Noöpunk
An aesthetic movement and design philosophy that sees the universe as a landscape of nested and entangled cognitive assemblages — minds distributed across organisms, ecosystems, dynamic material processes, and socio-technical networks. Noöpunk holds that minds are innate in nature, latent in living and nonliving systems, and activated wherever sensemaking processes discover loops of self-regulation. Its central empirical claim is that cognition is not the exclusive property of human brains but is distributed across a “carnival of diverse intelligence.” (— noopunk)
The movement has multiple origins: Edward Hutchins’s distributed cognition framework, Lynn Margulis’s symbiogenesis, James Shapiro’s cellular cognition research, and Michael Levin’s work on basal cognition. Its philosophical founding figures are Gilles Deleuze & Felix Guattari (machinic assemblages, the mechanosphere) and Francisco Varela & Humberto Maturana (autopoiesis as the ground of cognition). In Chaosmosis, Guattari extends Varela’s cognition to argue intelligence may be a latent characteristic of all material dynamics producing autopoietic closure.

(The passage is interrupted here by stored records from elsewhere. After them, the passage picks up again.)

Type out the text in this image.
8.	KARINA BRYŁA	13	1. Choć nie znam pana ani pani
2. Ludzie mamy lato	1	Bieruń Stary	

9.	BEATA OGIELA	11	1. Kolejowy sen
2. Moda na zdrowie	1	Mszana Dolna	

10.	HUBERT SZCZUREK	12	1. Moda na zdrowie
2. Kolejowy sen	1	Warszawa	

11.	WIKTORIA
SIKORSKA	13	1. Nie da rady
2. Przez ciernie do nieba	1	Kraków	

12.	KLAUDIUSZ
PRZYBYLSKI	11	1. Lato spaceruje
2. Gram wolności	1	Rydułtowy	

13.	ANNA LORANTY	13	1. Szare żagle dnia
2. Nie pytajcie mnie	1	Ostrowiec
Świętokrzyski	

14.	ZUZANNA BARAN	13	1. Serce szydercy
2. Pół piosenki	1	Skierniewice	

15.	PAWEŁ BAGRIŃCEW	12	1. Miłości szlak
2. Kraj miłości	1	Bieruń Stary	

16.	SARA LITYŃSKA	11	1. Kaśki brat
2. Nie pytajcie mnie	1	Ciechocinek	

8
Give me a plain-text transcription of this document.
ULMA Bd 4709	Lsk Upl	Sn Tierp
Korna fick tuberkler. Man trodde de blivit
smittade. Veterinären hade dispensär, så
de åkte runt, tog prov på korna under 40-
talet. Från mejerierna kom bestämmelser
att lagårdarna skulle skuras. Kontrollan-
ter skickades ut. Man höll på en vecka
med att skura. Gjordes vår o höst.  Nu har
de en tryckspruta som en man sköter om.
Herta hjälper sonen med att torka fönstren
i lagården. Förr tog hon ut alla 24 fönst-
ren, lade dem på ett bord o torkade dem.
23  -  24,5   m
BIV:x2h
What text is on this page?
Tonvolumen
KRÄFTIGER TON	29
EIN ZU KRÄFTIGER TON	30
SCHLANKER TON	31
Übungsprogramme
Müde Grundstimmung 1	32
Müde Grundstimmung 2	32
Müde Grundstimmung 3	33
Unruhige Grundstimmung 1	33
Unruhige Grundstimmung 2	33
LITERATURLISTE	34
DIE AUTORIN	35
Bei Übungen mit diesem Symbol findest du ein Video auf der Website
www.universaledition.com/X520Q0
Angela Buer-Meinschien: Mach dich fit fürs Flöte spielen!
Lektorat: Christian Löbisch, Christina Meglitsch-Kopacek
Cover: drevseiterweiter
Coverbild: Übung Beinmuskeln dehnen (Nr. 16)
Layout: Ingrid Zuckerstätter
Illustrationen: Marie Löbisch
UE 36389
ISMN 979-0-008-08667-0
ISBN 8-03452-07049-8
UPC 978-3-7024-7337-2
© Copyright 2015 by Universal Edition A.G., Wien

Noöpunk is also a political and economic program: it argues that nonhuman minds will remain marginalized until they can participate economically, staking claims in the social fabric. This requires intersubjective and contextual monies adequate to a cognitive ecology — and sees Ethereum’s distributed ledger as potential infrastructure for this exploratory multiplicity. It contests the “chauvinism of the human mind” (— noopunk) in technological imagination (missions to Mars, AI as superhuman clone) in favor of a radical empiricism of diverse intelligence forms.
The aesthetic repertoire of noöpunk draws from field recording, sound art, biosemiotics, speculative fiction (Octavia Butler, Philip K. Dick, Jeff VanderMeer), and visual art exploring interspecies cognitive systems (Remedios Varo, Basquiat).